CMPT-413 - Spring 2005 - Computational Linguistics


Location

Announcements

Assignments

References

Weekly Readings

Course Policies (first time here? read this)


Anoop Sarkar

Location: AQ 3159 (Academic Quadrangle)
Time: 2:30-3:20pm MWF

gosfu Term: 1051
gosfu Class Number: 6880

Mailing List: cmpt-413 @ sfu.ca

Mailing list archives


Office: ASB 10830
Office hours: Wed 3:30-4:30

Computational Linguistics is the study of human language behaviour and language learning from a computational perspective. This course will examine algorithms used in the automatic analysis or production of language.  Along with formal models of natural language, we will also study the engineering of natural language processing software.
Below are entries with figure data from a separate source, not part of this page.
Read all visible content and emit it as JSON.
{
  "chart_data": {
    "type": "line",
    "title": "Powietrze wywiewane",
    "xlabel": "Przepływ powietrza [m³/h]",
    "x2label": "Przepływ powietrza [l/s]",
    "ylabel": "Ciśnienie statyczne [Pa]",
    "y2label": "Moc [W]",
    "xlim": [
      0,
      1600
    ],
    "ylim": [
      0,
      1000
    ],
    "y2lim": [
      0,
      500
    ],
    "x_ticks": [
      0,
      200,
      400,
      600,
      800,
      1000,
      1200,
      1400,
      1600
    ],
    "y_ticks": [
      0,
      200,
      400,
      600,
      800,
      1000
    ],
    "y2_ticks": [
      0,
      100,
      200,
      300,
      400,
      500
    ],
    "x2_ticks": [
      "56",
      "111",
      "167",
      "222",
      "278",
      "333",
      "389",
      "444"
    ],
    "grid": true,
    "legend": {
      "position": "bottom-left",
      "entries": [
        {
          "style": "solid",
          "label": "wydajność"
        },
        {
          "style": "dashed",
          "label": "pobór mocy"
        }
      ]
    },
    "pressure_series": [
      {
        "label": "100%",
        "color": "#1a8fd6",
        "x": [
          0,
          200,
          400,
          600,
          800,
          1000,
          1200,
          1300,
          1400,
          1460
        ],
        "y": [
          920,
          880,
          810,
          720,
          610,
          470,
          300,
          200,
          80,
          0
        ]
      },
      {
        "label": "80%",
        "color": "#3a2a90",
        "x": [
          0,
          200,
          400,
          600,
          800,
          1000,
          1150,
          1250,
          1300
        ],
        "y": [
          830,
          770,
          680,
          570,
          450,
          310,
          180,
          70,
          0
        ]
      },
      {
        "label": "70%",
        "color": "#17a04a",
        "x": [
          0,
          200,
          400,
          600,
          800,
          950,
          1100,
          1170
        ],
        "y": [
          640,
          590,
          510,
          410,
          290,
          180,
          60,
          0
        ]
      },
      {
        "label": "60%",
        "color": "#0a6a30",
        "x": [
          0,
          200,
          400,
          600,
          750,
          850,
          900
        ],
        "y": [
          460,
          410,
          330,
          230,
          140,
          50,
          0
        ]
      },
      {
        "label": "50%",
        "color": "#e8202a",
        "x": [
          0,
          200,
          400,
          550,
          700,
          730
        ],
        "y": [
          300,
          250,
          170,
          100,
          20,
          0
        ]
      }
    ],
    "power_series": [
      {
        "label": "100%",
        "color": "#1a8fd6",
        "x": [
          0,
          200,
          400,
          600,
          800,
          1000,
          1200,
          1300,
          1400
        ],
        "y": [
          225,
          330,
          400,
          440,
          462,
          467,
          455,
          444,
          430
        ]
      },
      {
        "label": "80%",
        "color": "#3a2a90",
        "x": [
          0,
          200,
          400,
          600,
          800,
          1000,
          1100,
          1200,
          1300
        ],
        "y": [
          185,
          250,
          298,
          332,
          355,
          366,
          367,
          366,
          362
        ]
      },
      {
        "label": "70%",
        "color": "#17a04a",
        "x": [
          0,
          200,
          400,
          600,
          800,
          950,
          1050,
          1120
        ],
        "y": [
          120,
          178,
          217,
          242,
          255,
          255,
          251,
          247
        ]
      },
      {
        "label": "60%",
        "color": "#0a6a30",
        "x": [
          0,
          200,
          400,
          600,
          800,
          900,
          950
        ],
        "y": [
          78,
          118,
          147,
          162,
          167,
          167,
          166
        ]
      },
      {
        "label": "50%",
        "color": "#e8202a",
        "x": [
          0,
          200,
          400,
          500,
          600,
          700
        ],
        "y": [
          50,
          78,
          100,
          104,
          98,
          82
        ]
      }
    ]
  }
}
This course is a broad introduction to this important sub-field of artificial intelligence and is intended for advanced 3rd year or 4th year undergraduate students.

More details: Course outline

Announcements

  • Grading for the course:
    • Final Exam: 30%
    • 3 quizzes (1 hr each, closed book, held in class): 14% each (total of 42%)
    • Homeworks: 28%
  • Important Dates:
    • Jan 10, 2005: First day of class
    • April 8, 2005: Last day of class
    • Feb 11: Quiz #1 (Topics 1, 2 and 3)
    • Mar 11: Quiz #2 (Topics 4, and 5)
    • Apr 1: Quiz #3 (Take-home, Topics 6 and 7)
    • Final Exam: 12-3pm, April 15, 2005, Location: WMC3220
    • Holidays: Fri, Mar 25; Mon, Mar 28 (no classes)
  • Location of data files and software packages: ~anoop/cmpt413/ on fraser.sfu.ca and CSIL machines
  • Mon, Jan 10, 2005: Course web page created
  • Tue, Feb 1, 2005: HW1 and HW2 grades now available on gradebook.cs.sfu.ca

Assignments


A brief note on assignment submission and development: Your homework will be submitted electronically using the department-provided submission server. Connect to the submission server by going to the URL: https://onara.cs.sfu.ca/

It is expected that your program will compile and run using the standard perl environment on the Linux CSIL lab machines. If you are developing on a Linux or Windows machine at home, you have to ensure that the code will run on the CSIL machines before you submit the assignment. Please either visit the CSIL lab machines or you can use ssh to login to the CSIL Linux machines and also use scp to copy over and test your programs on the CSIL Linux machines before you submit them. Check the MTF Layout map for the machine names.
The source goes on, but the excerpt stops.